The day before the launch of the most famous theater festival in the world, the traditional parade was also back on Wednesday, for the first time since 2019.
“This is our first Avignon, we are very happy. We took advantage of the confinement to stage our show!”, rejoices Christophe Gillis, musician and director who came from Belgium to present “Mozart versus Mozart”, a show by “musical humor” with members of his family.
The Covid? “We are not going to spoil the festival, we need to be on stage and we are all going to be very careful,” adds the artist, dressed in period costume during the parade.
In costumes and to the sound of drums, a compact crowd of artists crossed the streets of the “City of the Popes”, where many festival-goers were already there.

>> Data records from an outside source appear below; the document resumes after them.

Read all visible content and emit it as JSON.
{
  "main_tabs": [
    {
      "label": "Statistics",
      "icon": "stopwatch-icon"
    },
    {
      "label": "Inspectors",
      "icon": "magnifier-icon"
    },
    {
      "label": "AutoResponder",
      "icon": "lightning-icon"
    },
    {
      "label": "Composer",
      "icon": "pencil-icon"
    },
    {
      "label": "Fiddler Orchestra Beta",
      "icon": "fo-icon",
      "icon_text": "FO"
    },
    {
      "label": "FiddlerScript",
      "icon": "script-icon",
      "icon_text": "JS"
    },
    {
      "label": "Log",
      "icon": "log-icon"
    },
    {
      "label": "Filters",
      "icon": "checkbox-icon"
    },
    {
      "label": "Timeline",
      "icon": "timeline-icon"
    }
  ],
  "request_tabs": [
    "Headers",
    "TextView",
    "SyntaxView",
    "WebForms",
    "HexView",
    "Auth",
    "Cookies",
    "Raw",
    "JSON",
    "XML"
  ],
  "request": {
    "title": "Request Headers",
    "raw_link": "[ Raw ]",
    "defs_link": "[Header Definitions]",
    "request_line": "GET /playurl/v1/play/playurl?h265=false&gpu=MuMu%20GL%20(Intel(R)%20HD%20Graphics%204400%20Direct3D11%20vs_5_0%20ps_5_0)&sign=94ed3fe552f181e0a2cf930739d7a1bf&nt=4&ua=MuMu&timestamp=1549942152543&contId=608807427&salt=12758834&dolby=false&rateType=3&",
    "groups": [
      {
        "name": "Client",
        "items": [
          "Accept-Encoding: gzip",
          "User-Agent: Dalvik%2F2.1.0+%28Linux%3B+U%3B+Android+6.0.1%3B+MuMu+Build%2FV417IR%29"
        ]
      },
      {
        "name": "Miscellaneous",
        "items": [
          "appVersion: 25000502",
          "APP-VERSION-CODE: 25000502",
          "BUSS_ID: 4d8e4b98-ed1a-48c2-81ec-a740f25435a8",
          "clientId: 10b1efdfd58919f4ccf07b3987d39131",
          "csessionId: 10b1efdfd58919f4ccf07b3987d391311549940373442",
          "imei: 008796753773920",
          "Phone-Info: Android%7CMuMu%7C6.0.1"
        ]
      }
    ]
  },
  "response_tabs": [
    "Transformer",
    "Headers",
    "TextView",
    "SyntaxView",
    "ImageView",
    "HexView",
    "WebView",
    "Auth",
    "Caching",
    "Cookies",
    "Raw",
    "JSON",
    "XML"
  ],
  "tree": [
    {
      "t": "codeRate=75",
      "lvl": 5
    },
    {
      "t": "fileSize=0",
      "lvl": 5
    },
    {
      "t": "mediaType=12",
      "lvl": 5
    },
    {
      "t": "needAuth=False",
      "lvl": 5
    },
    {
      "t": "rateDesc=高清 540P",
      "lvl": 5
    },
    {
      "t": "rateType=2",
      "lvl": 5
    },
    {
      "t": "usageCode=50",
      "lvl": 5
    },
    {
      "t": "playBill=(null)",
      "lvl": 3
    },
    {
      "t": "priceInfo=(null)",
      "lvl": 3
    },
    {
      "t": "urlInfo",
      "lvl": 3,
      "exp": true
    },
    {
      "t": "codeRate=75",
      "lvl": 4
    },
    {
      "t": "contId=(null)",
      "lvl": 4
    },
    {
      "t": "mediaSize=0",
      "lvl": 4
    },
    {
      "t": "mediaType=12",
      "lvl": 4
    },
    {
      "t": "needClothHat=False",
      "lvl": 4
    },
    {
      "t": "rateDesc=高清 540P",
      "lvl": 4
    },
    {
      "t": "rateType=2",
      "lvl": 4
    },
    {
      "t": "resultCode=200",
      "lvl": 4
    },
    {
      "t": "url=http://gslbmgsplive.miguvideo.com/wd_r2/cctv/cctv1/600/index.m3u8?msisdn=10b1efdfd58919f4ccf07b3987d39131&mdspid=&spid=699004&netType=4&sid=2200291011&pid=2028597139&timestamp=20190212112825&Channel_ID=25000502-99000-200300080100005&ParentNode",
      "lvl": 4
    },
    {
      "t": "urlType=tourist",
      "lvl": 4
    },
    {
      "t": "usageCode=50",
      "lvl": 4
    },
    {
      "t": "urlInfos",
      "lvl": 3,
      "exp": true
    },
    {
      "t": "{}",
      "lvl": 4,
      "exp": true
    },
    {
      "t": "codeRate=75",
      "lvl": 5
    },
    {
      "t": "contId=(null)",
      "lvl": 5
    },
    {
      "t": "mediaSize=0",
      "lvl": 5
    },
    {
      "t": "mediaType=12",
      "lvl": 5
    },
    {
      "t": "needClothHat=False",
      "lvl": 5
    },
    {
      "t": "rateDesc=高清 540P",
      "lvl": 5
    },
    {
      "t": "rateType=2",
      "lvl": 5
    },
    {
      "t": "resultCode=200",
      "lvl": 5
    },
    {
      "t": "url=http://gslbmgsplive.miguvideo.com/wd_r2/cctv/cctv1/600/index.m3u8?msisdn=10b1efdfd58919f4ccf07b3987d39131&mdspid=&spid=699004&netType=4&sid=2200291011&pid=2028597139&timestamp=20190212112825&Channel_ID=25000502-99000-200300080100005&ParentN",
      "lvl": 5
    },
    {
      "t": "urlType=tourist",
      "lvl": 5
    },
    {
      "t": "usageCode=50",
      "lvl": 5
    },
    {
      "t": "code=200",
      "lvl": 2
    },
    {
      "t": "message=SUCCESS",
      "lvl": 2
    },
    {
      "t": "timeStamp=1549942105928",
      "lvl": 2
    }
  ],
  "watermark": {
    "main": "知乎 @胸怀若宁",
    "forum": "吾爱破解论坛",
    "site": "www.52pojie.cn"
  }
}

“We have the impression that we are returning a little to normal, we hope that it will be the Avignon of the return”, affirms Olivier Schmidt, member of the troop “Les Joyeux de la Couronne”, which presents “A l’ shadow of Oz”, a musical show on the journey of Judy Garland.
It is one of the 1,500 shows of the “off”, the largest live performance “market” in France which takes place in parallel with the official festival and which has returned to its plethoric offer from before the pandemic. Added to this is the opening of a new room, “La Scala Provence”.
On the side of the Festival d’Avignon, more international and more specialized than the “off”, we want to be reassuring about health measures, while calling for vigilance.
“The (current) contagiousness is such that, in our teams, we have made it compulsory to wear a mask because we cannot afford to have contaminations”, told AFP Paul Rondin, delegate director of the Festival.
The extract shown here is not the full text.